Thursday, March 22, 2012

Kennecott Bingham Copper Mine

One of the attractions southwest of Salt Lake City is the Bingham Canyon Mine, also known as the Kennecott Copper Mine, an open-pit mining operation in the Oquirrh Mountains. It is the deepest open-pit mine in the world, and has been in production since 1906, resulting in the creation of a pit over 0.75 miles deep, 2.5 miles wide, and covering 1900 acres. Employing 1,800 employees and hundreds of contractors, 450,000 tons of material are removed from the mine daily. Electric shovels can carry up to 56 cubic yards or 98 tons of ore in a single scoop.
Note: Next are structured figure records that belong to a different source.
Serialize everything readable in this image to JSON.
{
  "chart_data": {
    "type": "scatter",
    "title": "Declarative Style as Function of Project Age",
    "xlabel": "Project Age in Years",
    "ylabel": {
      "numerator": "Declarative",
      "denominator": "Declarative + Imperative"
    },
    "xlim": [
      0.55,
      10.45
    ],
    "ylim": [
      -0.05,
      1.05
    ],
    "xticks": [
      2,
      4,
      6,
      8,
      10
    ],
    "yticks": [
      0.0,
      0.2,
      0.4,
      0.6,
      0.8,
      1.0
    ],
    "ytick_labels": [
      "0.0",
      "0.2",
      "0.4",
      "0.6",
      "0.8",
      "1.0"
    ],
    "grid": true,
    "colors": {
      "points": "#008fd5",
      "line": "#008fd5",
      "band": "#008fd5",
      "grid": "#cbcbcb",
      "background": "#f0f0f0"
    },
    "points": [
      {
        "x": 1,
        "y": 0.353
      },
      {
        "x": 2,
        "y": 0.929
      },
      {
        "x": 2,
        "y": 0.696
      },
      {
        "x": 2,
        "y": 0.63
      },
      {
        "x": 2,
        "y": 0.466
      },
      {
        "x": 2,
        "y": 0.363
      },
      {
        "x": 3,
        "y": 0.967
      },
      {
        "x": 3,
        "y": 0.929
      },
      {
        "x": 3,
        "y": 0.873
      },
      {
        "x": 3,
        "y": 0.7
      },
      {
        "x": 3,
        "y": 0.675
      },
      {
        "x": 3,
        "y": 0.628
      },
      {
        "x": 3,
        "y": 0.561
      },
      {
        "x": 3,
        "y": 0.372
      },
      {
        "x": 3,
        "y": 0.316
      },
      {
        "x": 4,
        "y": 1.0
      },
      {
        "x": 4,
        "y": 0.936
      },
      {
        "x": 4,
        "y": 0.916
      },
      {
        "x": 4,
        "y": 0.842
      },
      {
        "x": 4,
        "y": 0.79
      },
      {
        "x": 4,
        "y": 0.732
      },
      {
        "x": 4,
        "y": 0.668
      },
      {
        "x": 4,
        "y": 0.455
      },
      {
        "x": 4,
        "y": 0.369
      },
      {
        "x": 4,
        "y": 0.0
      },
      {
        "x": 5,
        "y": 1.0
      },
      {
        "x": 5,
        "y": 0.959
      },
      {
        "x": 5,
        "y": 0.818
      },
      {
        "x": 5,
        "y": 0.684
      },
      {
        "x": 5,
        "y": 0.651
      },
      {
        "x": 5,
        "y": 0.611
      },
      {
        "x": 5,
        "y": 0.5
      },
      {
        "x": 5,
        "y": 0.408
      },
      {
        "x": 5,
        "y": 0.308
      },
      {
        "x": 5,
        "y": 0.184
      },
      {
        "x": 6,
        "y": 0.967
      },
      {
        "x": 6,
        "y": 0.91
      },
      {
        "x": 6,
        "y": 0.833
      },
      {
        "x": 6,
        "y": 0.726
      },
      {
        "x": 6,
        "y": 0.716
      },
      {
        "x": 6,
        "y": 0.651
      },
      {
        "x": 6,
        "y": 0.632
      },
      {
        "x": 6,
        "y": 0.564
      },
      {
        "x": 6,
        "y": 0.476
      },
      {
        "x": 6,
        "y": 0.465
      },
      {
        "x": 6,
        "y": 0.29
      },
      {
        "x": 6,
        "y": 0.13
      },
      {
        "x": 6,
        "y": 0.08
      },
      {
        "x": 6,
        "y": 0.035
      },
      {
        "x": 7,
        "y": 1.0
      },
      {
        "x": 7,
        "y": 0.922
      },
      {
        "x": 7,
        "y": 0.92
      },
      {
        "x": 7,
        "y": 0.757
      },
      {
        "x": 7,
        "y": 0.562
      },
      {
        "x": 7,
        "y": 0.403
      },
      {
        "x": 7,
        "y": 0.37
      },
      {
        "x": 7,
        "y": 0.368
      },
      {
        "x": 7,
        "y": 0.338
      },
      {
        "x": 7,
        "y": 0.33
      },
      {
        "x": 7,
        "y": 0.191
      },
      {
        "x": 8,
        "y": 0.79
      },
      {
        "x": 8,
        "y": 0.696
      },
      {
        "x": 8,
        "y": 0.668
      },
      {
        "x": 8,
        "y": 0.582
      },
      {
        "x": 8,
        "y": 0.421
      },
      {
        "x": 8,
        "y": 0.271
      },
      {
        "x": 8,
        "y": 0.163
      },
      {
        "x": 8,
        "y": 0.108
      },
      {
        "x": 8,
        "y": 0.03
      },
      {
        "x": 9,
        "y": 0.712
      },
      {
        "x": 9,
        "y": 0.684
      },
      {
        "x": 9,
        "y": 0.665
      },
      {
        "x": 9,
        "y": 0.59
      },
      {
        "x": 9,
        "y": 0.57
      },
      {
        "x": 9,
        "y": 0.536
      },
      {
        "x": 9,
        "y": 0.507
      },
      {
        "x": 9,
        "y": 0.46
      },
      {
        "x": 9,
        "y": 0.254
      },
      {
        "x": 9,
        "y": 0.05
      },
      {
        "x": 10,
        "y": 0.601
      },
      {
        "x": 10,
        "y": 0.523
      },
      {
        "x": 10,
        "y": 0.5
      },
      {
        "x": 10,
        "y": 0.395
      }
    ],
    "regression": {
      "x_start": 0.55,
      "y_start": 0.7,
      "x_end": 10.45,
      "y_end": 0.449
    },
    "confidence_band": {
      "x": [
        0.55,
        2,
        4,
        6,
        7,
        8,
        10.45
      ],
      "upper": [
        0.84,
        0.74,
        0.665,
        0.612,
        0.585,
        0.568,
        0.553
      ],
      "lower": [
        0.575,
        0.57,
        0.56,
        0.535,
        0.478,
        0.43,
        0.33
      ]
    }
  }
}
Ore is loaded into a fleet of 64 large dump trucks which each carry 255 tons of ore at a time; the trucks themselves cost about $3 million US each. There is a five mile series of conveyors that take ore to the Copperton concentrator and flotation plant. The longest conveyor is 3 miles long. As of 2010, Kennecott Utah Copper is the second largest copper producer in the United States and provides about 13-18% percent of the U.S.'s copper needs. Kennecott’s Bingham Canyon Mine is the largest man-made excavation in the world, and is visible with the naked eye from space. It is one of the top producing copper mines in the world with production at more than 18.7 million tons. Every year, Kennecott produces approximately 300,000 tons of copper, along with 400,000 ounces of gold, 4 million ounces of silver, about 20 million pounds of molybdenum, and about 1 million tons of sulfuric acid, a by-product of the smelting process. It was designated a National Historic Landmark in 1966 under the name Bingham Canyon Open Pit Copper Mine. Although not much here to appeal to one's sense of aesthetics, the sheer magnitude of the operation is impressive, and the high cost of copper on today's market makes it a tad more interesting as well.